Komt er ineens slechts nieuws naar buiten zoals bijvoorbeeld het diesel schandaal van Volkswagen? Dan wil niemand het aandeel meer hebben (lage vraag), terwijl de aandeelhouders van het aandeel af willen voordat ze verlies maken (hoog aanbod). Het gevolg? De waarde van een Volkswagen aandeel daalde in enkele maanden met meer dan 60% in waarde van €260 naar €100 per aandeel.
Niet omdat Volkswagen de prijs van een aandeel omlaag gooide. Nee, omdat er ontzettend veel aanbod en weinig vraag ontstond. Wij als beleggers bepalen dus met z’n alle wat de prijs van een aandeel is.
2.2 Wat is de aandelenbeurs
De naam aandelenbeurs zegt het eigenlijk al een beetje. Dit is de ‘markt’ waarop aandelen verhandeld worden. Je koopt een aandeel in principe niet bij het bedrijf dat het aandeel heeft uitgegeven (bijvoorbeeld KPN), maar je koopt een aandeel van iemand die zijn aandeel in KPN wil verkopen. Dit gebeurt dus op de aandelenbeurs.
Er zijn honderden beurzen over de hele wereld. Nederlandse bedrijven worden in Nederland verhandeld op de Euronext in Amsterdam.
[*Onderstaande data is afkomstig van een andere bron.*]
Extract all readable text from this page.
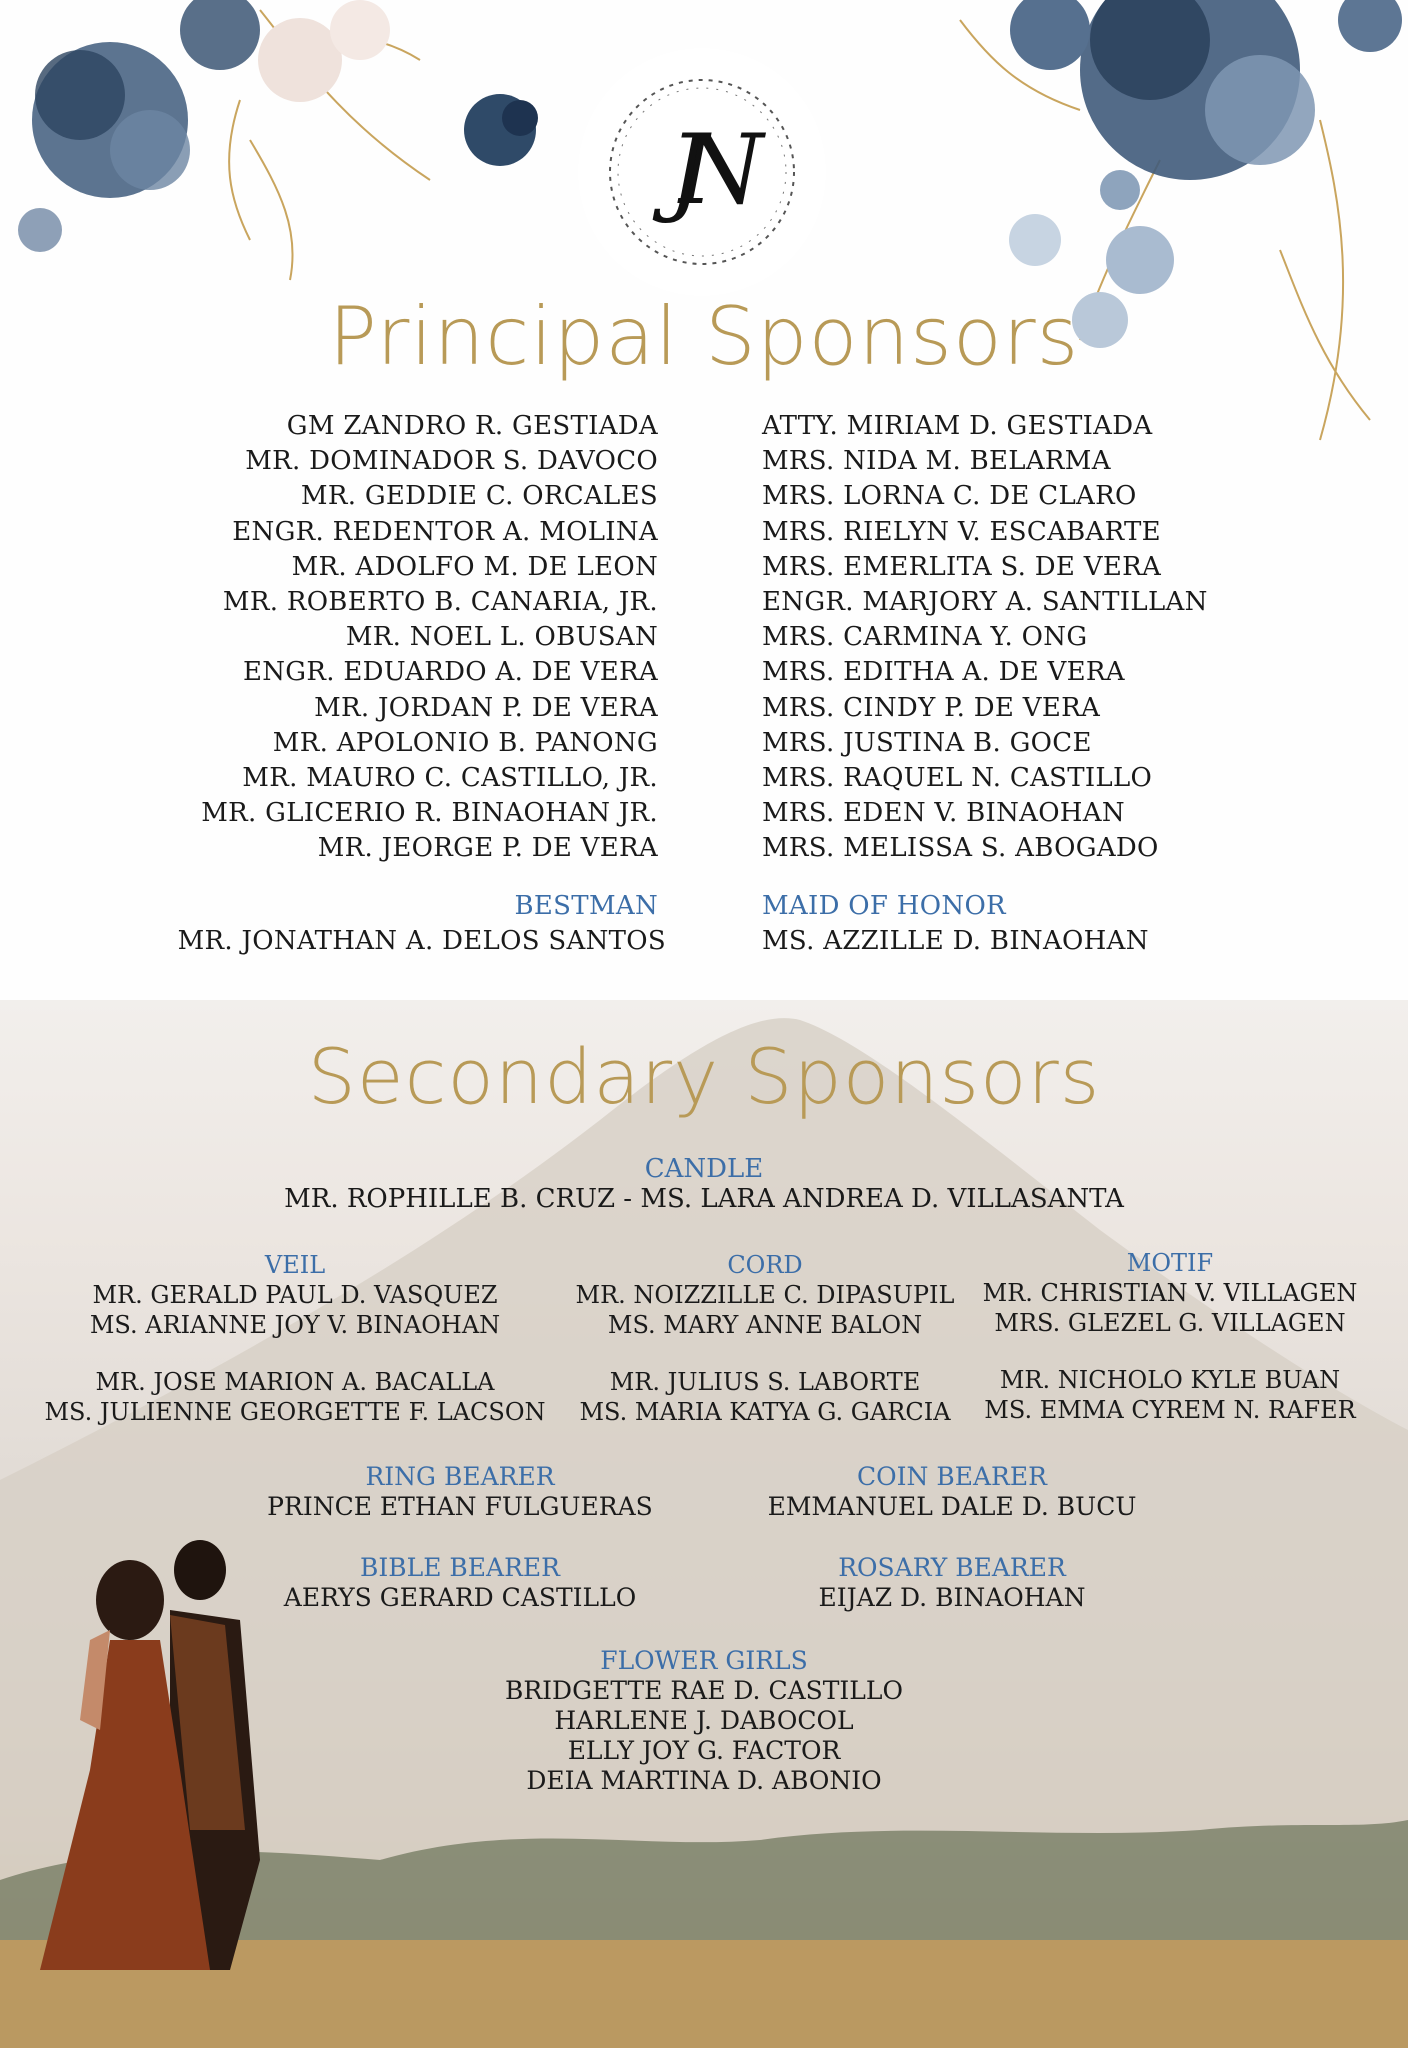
JN
Principal Sponsors
GM ZANDRO R. GESTIADA
MR. DOMINADOR S. DAVOCO
MR. GEDDIE C. ORCALES
ENGR. REDENTOR A. MOLINA
MR. ADOLFO M. DE LEON
MR. ROBERTO B. CANARIA, JR.
MR. NOEL L. OBUSAN
ENGR. EDUARDO A. DE VERA
MR. JORDAN P. DE VERA
MR. APOLONIO B. PANONG
MR. MAURO C. CASTILLO, JR.
MR. GLICERIO R. BINAOHAN JR.
MR. JEORGE P. DE VERA
ATTY. MIRIAM D. GESTIADA
MRS. NIDA M. BELARMA
MRS. LORNA C. DE CLARO
MRS. RIELYN V. ESCABARTE
MRS. EMERLITA S. DE VERA
ENGR. MARJORY A. SANTILLAN
MRS. CARMINA Y. ONG
MRS. EDITHA A. DE VERA
MRS. CINDY P. DE VERA
MRS. JUSTINA B. GOCE
MRS. RAQUEL N. CASTILLO
MRS. EDEN V. BINAOHAN
MRS. MELISSA S. ABOGADO
BESTMAN
MR. JONATHAN A. DELOS SANTOS
MAID OF HONOR
MS. AZZILLE D. BINAOHAN
Secondary Sponsors
CANDLE
MR. ROPHILLE B. CRUZ - MS. LARA ANDREA D. VILLASANTA
VEIL
MR. GERALD PAUL D. VASQUEZ
MS. ARIANNE JOY V. BINAOHAN
MR. JOSE MARION A. BACALLA
MS. JULIENNE GEORGETTE F. LACSON
CORD
MR. NOIZZILLE C. DIPASUPIL
MS. MARY ANNE BALON
MR. JULIUS S. LABORTE
MS. MARIA KATYA G. GARCIA
MOTIF
MR. CHRISTIAN V. VILLAGEN
MRS. GLEZEL G. VILLAGEN
MR. NICHOLO KYLE BUAN
MS. EMMA CYREM N. RAFER
RING BEARER
PRINCE ETHAN FULGUERAS
COIN BEARER
EMMANUEL DALE D. BUCU
BIBLE BEARER
AERYS GERARD CASTILLO
ROSARY BEARER
EIJAZ D. BINAOHAN
FLOWER GIRLS
BRIDGETTE RAE D. CASTILLO
HARLENE J. DABOCOL
ELLY JOY G. FACTOR
DEIA MARTINA D. ABONIO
De Euronext ontstond in 2000 door een fusie van de beurzen van Parijs (ParisBourse), Brussel (Brussels Exchanges) en Amsterdam (Amsterdam Exchanges).
Op de Euronext in Amsterdam worden allerlei verschillende Nederlandse bedrijven verhandeld zoals Shell, Adyen, KPN, ING, ABN Amro, ASML, etc..
Bedrijven worden in principe verhandeld op een beurs in eigen land. De grootste beurzen van de wereld op een rij:
- USA: New York Stock Exchange (NYSE)
- China: Shanghai Stock Exchange
- USA: NASDAQ
- China: Shenzhen Stock Exchange
- Japan: Tokyo Stock Exchange
- Europa: Euronext
- UK: London Stock Exchange Group (LSE)
- Hong Kong: Hong Kong Stock Exchange
- Duitsland: Deutsche Börse (DTB)
- Korea: Korea Exchange
2.3 Wat is een index
Een index is niets meer dan een getal dat geplakt wordt op een mandje met financiële producten. In de meeste gevallen gaat het om een aandelen mandje.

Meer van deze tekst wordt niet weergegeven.